319 The role of TLR-3 in the itch-scratch cycle of nodular prurigo - new insights into innate immune mechanisms of peripheral itch sensitization

Itch (pruritus) is the most common symptom in dermatology, and is associated with very significant physical and psychological morbidity. While the pathophysiology of acute itch is fairly well-researched, our understanding of persistant, chronic itch is much poorer. Recent studies have demonstrated that among Toll-like receptors (TLR, cellular sensors that recognize molecular danger signals associated with exogenous or endogenous threats) TLR3 is significant in the regulation of itch signalling.

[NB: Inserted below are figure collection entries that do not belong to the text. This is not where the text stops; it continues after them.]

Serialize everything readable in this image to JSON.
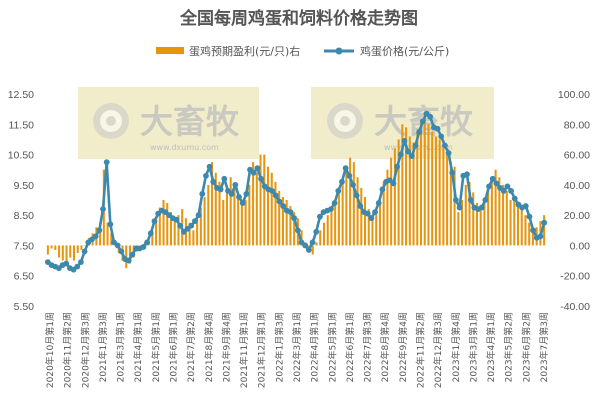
{
  "chart_data": {
    "type": "bar+line",
    "title": "全国每周鸡蛋和饲料价格走势图",
    "watermark": {
      "brand": "大畜牧",
      "url": "www.dxumu.com"
    },
    "left_axis": {
      "ylim": [
        5.5,
        12.5
      ],
      "ticks": [
        "5.50",
        "6.50",
        "7.50",
        "8.50",
        "9.50",
        "10.50",
        "11.50",
        "12.50"
      ]
    },
    "right_axis": {
      "ylim": [
        -40,
        100
      ],
      "ticks": [
        "-40.00",
        "-20.00",
        "0.00",
        "20.00",
        "40.00",
        "60.00",
        "80.00",
        "100.00"
      ]
    },
    "x_labels": [
      "2020年10月第1周",
      "2020年11月第2周",
      "2020年12月第3周",
      "2021年1月第3周",
      "2021年3月第1周",
      "2021年4月第1周",
      "2021年5月第1周",
      "2021年6月第1周",
      "2021年7月第2周",
      "2021年8月第4周",
      "2021年9月第4周",
      "2021年11月第1周",
      "2021年12月第1周",
      "2022年1月第3周",
      "2022年3月第1周",
      "2022年4月第1周",
      "2022年5月第1周",
      "2022年6月第1周",
      "2022年7月第3周",
      "2022年8月第4周",
      "2022年9月第4周",
      "2022年11月第2周",
      "2022年12月第3周",
      "2023年1月第4周",
      "2023年3月第1周",
      "2023年4月第1周",
      "2023年5月第2周",
      "2023年6月第2周",
      "2023年7月第3周"
    ],
    "series": [
      {
        "name": "蛋鸡预期盈利(元/只)右",
        "type": "bar",
        "axis": "right",
        "color": "#e8950e",
        "values": [
          -6,
          -2,
          -3,
          -8,
          -10,
          -12,
          -8,
          -10,
          -5,
          -3,
          0,
          5,
          8,
          12,
          15,
          50,
          15,
          8,
          2,
          -5,
          -10,
          -15,
          -12,
          -8,
          -4,
          0,
          2,
          5,
          10,
          18,
          25,
          30,
          28,
          22,
          18,
          20,
          24,
          18,
          15,
          10,
          18,
          25,
          32,
          40,
          55,
          48,
          42,
          30,
          35,
          45,
          40,
          32,
          28,
          30,
          40,
          55,
          48,
          60,
          60,
          52,
          48,
          42,
          36,
          32,
          30,
          26,
          22,
          18,
          10,
          2,
          -2,
          -6,
          2,
          10,
          15,
          20,
          25,
          30,
          35,
          42,
          50,
          58,
          55,
          45,
          38,
          32,
          24,
          18,
          22,
          30,
          42,
          50,
          58,
          64,
          70,
          80,
          78,
          72,
          68,
          75,
          82,
          88,
          80,
          75,
          72,
          70,
          65,
          60,
          55,
          52,
          22,
          30,
          40,
          42,
          35,
          28,
          25,
          30,
          36,
          45,
          50,
          45,
          40,
          36,
          30,
          32,
          28,
          24,
          20,
          15,
          10,
          12,
          16,
          20
        ]
      },
      {
        "name": "鸡蛋价格(元/公斤)",
        "type": "line",
        "axis": "left",
        "color": "#3d88ad",
        "values": [
          6.95,
          6.85,
          6.8,
          6.75,
          6.85,
          6.9,
          6.75,
          6.7,
          6.8,
          6.95,
          7.3,
          7.6,
          7.7,
          7.8,
          8.0,
          8.7,
          10.25,
          8.2,
          7.6,
          7.5,
          7.3,
          7.05,
          7.0,
          7.2,
          7.4,
          7.4,
          7.45,
          7.6,
          7.9,
          8.3,
          8.55,
          8.65,
          8.6,
          8.5,
          8.4,
          8.35,
          8.15,
          7.95,
          8.05,
          8.15,
          8.3,
          8.5,
          9.2,
          9.8,
          10.1,
          9.6,
          9.4,
          9.35,
          9.7,
          9.3,
          9.2,
          9.5,
          9.1,
          8.9,
          9.2,
          10.0,
          9.9,
          10.05,
          9.7,
          9.45,
          9.35,
          9.3,
          9.15,
          8.95,
          8.8,
          8.65,
          8.6,
          8.4,
          8.0,
          7.6,
          7.5,
          7.35,
          7.6,
          7.95,
          8.45,
          8.6,
          8.65,
          8.7,
          8.9,
          9.3,
          9.6,
          10.05,
          9.8,
          9.5,
          9.15,
          8.8,
          8.6,
          8.55,
          8.4,
          8.6,
          8.9,
          9.35,
          9.6,
          9.65,
          9.55,
          10.1,
          10.5,
          10.95,
          10.6,
          10.45,
          10.8,
          11.25,
          11.6,
          11.85,
          11.75,
          11.4,
          11.35,
          11.1,
          10.8,
          10.55,
          9.9,
          9.0,
          8.75,
          9.8,
          9.85,
          9.0,
          8.75,
          8.7,
          8.75,
          9.0,
          9.45,
          9.7,
          9.55,
          9.4,
          9.3,
          9.45,
          9.3,
          9.05,
          8.85,
          8.75,
          8.8,
          8.45,
          8.0,
          7.75,
          7.8,
          8.25
        ]
      }
    ],
    "legend_position": "top-center",
    "grid": false
  }
}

Since TLR3 not only acts as an innate biosensor of viral pathogens but also responds to endogenous damage associated molecular patterns including RNA released from injured epidermal keratinocytes, we hypothesise that scratching, which leads to epidermal damage and the release of RNA from keratinocytes contributes to the peripheral sensitization of itch via the activation of TLR3 in chronically scratched skin of patients with nodular prurigo. Using normal human epidermal keratinocytes (NHEKs) stimulated with polyinosinic:polycytidylic acid (poly I:C) we showed that keratinocytes release IL-6 and Endothelin which could contribute to the inflammatory milieu and to itch transduction, respectively. We have also found that TLR3 stimulation upregulates TLR3 expression in vitro, which hints at a possible positive feedback cycle in chronically scratched skin. In line with these results the expression of TLR3 was significantly increased in the lesional skin of patients with prurigo nodularis (mean VAS score 6.8) compared with perilesional skin and skin of healthy controls. Therefore TLR3 may act as an important receptor in the itch-scratch-cycle, acting not only as a sensor of injured, scratched epidermal skin but also, through its increased expression and release of potent pruritogens(ET-1) and proinflammatory cytokines.